Funding: AArthroCare Deutschland, Remscheid, provided the technical equipment needed for nucleoplasty. The authors received for their project the nucleoplasty Convenience Pack (DLR SpineWand and sterile 17-gauge Crawford needle (6”) with mandrin) from ArthroCare Germany. No additional external funding received for this study. The funders had no role in study design, data collection and analysis, decision to publish, or preparation of the manuscript.
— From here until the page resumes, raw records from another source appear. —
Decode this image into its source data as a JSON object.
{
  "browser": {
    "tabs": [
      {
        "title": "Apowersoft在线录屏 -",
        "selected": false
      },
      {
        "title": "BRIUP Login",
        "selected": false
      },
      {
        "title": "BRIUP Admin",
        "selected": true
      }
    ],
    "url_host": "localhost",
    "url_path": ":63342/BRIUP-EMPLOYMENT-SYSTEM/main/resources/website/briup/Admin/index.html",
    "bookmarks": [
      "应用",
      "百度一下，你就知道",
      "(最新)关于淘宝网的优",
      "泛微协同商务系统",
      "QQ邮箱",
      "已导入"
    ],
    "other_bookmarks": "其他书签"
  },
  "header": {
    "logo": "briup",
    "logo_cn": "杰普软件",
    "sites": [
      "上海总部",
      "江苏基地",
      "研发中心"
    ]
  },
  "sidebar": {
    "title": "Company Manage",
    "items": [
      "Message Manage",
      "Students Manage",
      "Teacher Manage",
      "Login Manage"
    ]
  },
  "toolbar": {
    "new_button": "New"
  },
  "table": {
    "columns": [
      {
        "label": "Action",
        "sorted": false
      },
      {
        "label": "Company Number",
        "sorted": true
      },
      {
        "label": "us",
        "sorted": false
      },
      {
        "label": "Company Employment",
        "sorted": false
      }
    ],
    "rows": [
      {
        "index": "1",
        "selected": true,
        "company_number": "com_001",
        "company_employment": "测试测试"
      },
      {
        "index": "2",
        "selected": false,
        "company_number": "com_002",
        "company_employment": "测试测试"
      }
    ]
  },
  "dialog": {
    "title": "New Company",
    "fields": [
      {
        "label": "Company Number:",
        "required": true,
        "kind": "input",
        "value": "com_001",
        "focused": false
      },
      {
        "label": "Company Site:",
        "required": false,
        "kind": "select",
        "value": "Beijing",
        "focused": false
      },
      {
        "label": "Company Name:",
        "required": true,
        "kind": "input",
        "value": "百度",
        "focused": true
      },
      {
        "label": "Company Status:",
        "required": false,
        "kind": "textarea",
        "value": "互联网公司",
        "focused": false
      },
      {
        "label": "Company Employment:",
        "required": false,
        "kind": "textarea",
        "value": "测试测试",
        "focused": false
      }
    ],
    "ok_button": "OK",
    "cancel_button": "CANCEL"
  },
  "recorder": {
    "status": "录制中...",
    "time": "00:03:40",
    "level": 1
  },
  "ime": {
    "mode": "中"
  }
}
Competing interests: The authors have read the journal’s policy and have the following conflicts: ArthroCare Deutschland, Remscheid, provided the technical equipment needed for nucleoplasty. The authors received for their project the nucleoplasty Convenience Pack (DLR SpineWand and sterile 17-gauge Crawford needle (6”) with mandrin) from ArthroCare Germany. There are no further patents, products in development or marketed products to declare. This does not alter the authors’ adherence to all the PLoS ONE policies on sharing data and materials, as detailed online in the guide for authors.
Introduction
Magnetic resonance imaging (MRI) has gained an important role as a noninvasive tool in biomedical research. No harmful side effects are known, and its excellent soft tissue contrast makes it the imaging procedure of choice for examinations of the spine [1], [2]. While 1.5 and 3 Tesla MRI have become established in clinical routine [3], high-resolution 7 Tesla ultrahigh-field MRI is becoming increasingly available for answering more specialized questions [4]. Data on disc morphology and the effects of intradiscal therapy are still limited. MRI is well suited for providing such data, allowing measurement of intradiscal volume [5]–[6].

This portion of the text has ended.